Рона, которая была на три года его старше, стояла в дверях, уже застегнув пальто и перекинув через плечо школьную сумку. Она была аккуратным, организованным ребенком и не одобряла склонности своего младшего брата к хаосу и беспорядку, особенно по утрам. Она нетерпеливо вздохнула, когда он, извиваясь, соскользнул с колен матери и принялся искать один кед, который каким-то необъяснимым образом исчез из спортивной сумки. Отвлекшись от поисков, Робби схватил грузовик Dinky[89] и стал, издавая громкие звуки, толкать его к гаражу, который сделал папа.
– Ну же, Робби, из-за тебя мы все время опаздываем!
Раздражение Роны перелилось через край, она подошла к брату, взяла игрушку из его рук и намеренно поставила ее на книжную полку, до которой он не мог дотянуться.
– Эй! – запротестовал Робби. – Отдай! Мама, – захныкал он, – она отобрала машинку!
Элла в это время лежала на полу, запустив руку под кровать Робби, насколько возможно глубоко. Ей удалось нащупать кед, и она торжественно вернулась с ним в руке, одновременно поправляя залакированную прическу.

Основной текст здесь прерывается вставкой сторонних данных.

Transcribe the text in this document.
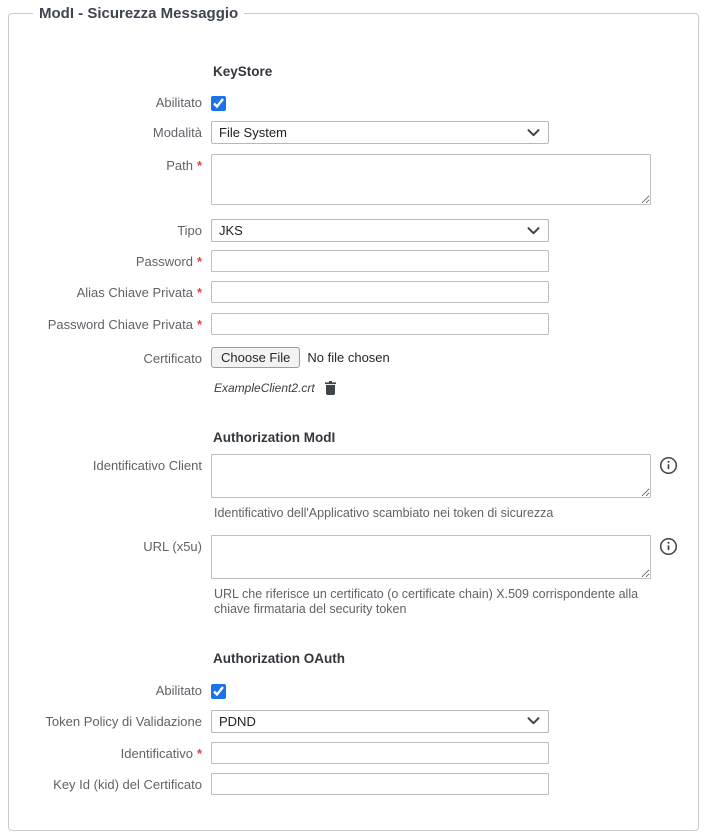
ModI - Sicurezza Messaggio
KeyStore
Abilitato
Modalità	File System
Path *
Tipo	JKS
Password *
Alias Chiave Privata *
Password Chiave Privata *
Certificato	Choose File	No file chosen
ExampleClient2.crt
Authorization ModI
Identificativo Client
Identificativo dell'Applicativo scambiato nei token di sicurezza
URL (x5u)
URL che riferisce un certificato (o certificate chain) X.509 corrispondente alla chiave firmataria del security token
Authorization OAuth
Abilitato
Token Policy di Validazione	PDND
Identificativo *
Key Id (kid) del Certificato
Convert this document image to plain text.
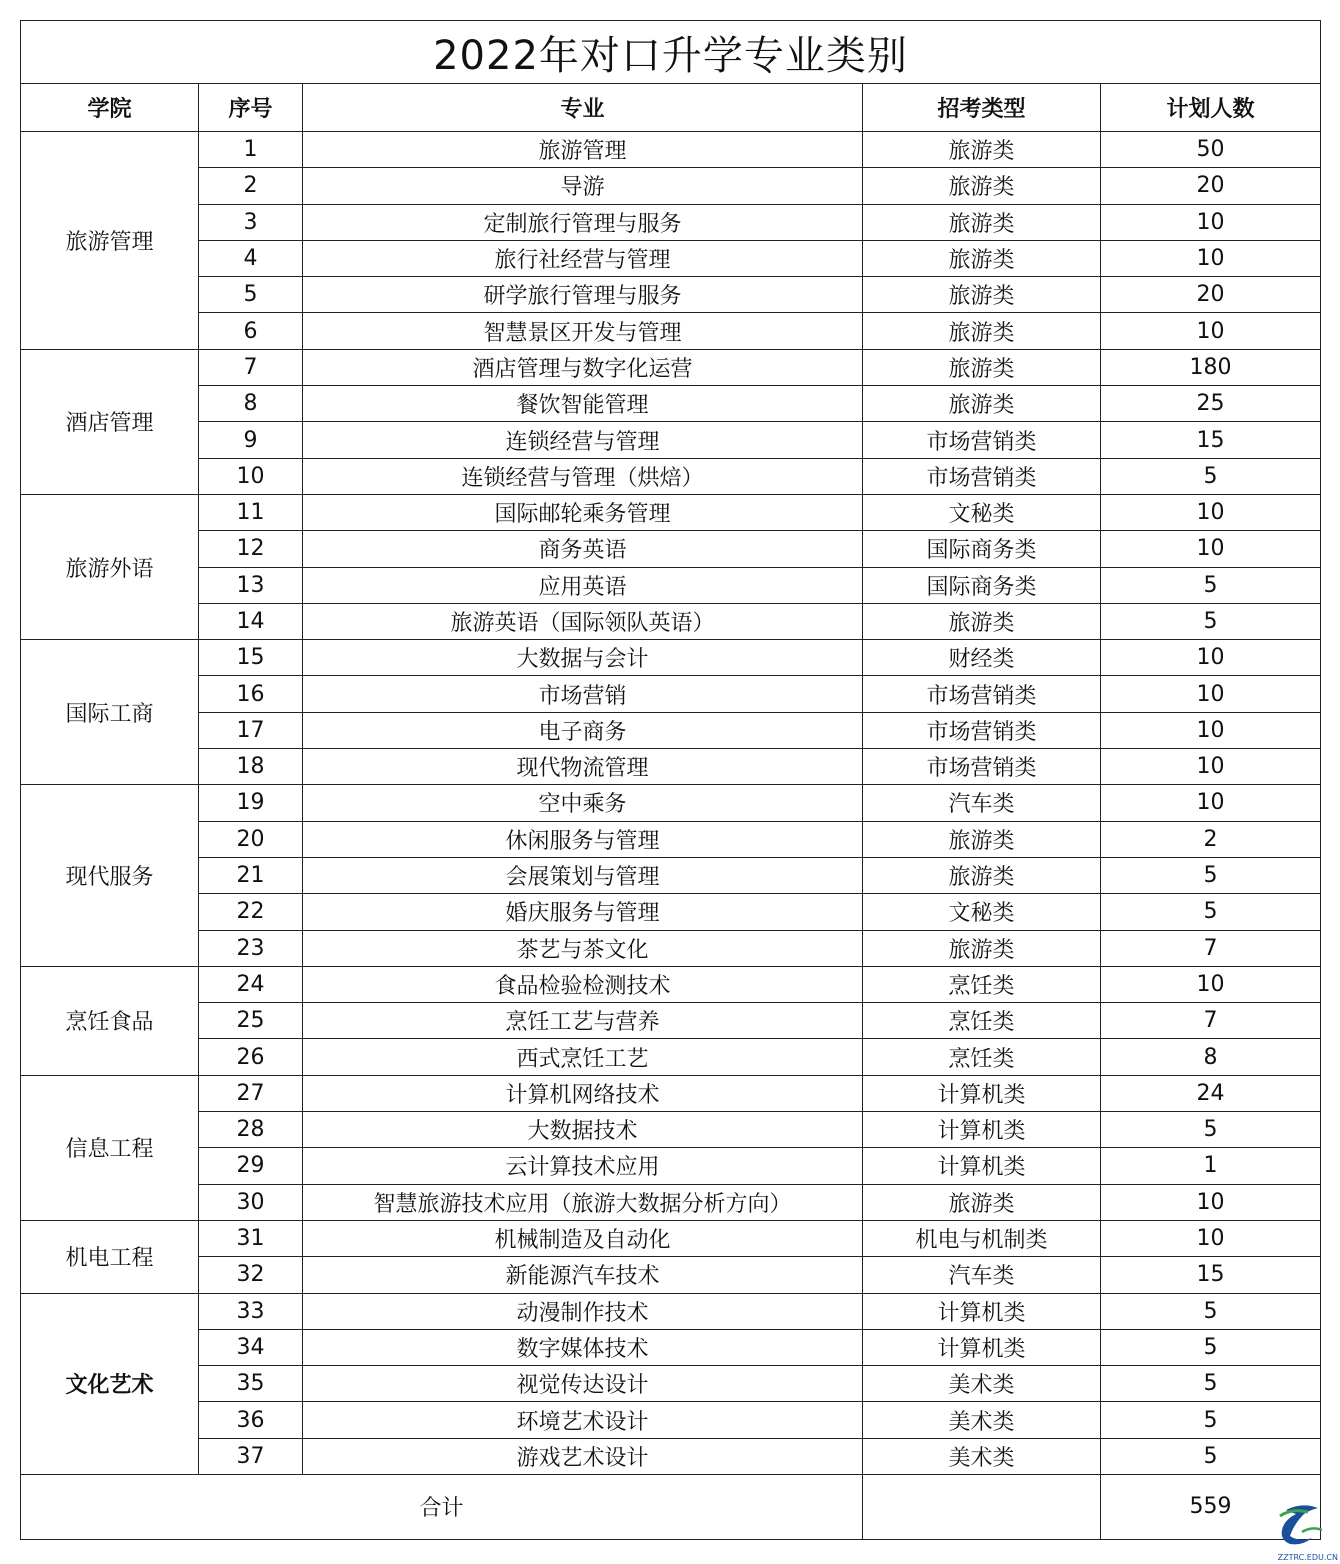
2022年对口升学专业类别				
学院	序号	专业	招考类型	计划人数
旅游管理	1	旅游管理	旅游类	50
	2	导游	旅游类	20
	3	定制旅行管理与服务	旅游类	10
	4	旅行社经营与管理	旅游类	10
	5	研学旅行管理与服务	旅游类	20
	6	智慧景区开发与管理	旅游类	10
酒店管理	7	酒店管理与数字化运营	旅游类	180
	8	餐饮智能管理	旅游类	25
	9	连锁经营与管理	市场营销类	15
	10	连锁经营与管理（烘焙）	市场营销类	5
旅游外语	11	国际邮轮乘务管理	文秘类	10
	12	商务英语	国际商务类	10
	13	应用英语	国际商务类	5
	14	旅游英语（国际领队英语）	旅游类	5
国际工商	15	大数据与会计	财经类	10
	16	市场营销	市场营销类	10
	17	电子商务	市场营销类	10
	18	现代物流管理	市场营销类	10
现代服务	19	空中乘务	汽车类	10
	20	休闲服务与管理	旅游类	2
	21	会展策划与管理	旅游类	5
	22	婚庆服务与管理	文秘类	5
	23	茶艺与茶文化	旅游类	7
烹饪食品	24	食品检验检测技术	烹饪类	10
	25	烹饪工艺与营养	烹饪类	7
	26	西式烹饪工艺	烹饪类	8
信息工程	27	计算机网络技术	计算机类	24
	28	大数据技术	计算机类	5
	29	云计算技术应用	计算机类	1
	30	智慧旅游技术应用（旅游大数据分析方向）	旅游类	10
机电工程	31	机械制造及自动化	机电与机制类	10
	32	新能源汽车技术	汽车类	15
文化艺术	33	动漫制作技术	计算机类	5
	34	数字媒体技术	计算机类	5
	35	视觉传达设计	美术类	5
	36	环境艺术设计	美术类	5
	37	游戏艺术设计	美术类	5
合计				559
ZZTRC.EDU.CN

– Робби, надевай пальто. Рона, не будь такой вредной. Вот, – Элла сняла игрушку с полки и поставила ее рядом с гаражом, – она будет ждать тебя сегодня, когда ты вернешься домой. А теперь пошли, мы же не хотим опоздать на трамвай.

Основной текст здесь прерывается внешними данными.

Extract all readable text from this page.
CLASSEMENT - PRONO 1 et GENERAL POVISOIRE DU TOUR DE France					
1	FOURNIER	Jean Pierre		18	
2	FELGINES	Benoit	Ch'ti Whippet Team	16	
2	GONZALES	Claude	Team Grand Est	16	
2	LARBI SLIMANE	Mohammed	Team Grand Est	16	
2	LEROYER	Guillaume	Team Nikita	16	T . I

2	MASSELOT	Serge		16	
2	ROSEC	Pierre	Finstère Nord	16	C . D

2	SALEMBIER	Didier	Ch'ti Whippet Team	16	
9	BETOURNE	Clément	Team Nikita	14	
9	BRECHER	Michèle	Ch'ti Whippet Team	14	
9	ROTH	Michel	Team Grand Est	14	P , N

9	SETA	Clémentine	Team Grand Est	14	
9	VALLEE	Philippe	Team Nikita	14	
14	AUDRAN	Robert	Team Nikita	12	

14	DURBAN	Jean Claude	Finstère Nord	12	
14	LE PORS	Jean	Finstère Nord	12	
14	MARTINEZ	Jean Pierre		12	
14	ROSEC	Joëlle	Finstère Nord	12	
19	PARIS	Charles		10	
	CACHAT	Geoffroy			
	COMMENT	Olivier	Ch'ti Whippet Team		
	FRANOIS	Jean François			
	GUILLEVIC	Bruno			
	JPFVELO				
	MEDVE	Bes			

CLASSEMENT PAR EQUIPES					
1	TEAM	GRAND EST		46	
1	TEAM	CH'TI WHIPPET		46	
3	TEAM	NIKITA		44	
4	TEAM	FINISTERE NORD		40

Она держала детей за руки, пока они шли к трамвайной остановке. Когда родился Робби, они переехали из своей квартиры в Марчмонте, купив свой первый дом в Файрмилхеде, на самой окраине на юге города, недавно построенный, с достаточно большим садом, чтобы дети могли играть в нем, и с видом на Пентлендские холмы. Это означало долгую поездку на трамвае до школы и обратно, но Элла наслаждалась каждой минутой, проведенной с детьми, поэтому не жалела времени. Ангус иногда сам отвозил их по утрам, хотя обычно уходил раньше, чтобы успеть в офис. Он работал в страховой компании отца Эллы и теперь, когда мистер Леннокс ушел на пенсию, управлял ею и строил грандиозные планы по дальнейшему расширению бизнеса.
Жили они комфортно и обеспеченно. И если Элле иногда надоедала роль домохозяйки, то роль матери с лихвой компенсировала это. Недавно пережитые ужасы все еще были свежи в их памяти. Ангус и Элла превосходно знали цену безопасности и свободы, которыми они теперь наслаждались. У них был уютный дом, они могли позволить себе машину и все самое современное оборудование – телевизор, пылесос в форме шара компании Hoover[90], который значительно облегчал чистку ковров, и блестящую электрическую плиту. Их брак был предметом зависти многочисленных друзей. Члены их большой семьи всегда были рядом, готовые помочь в любой ситуации. Они выглядели идеальной парой с идеальной жизнью. И они оба обожали своих детей.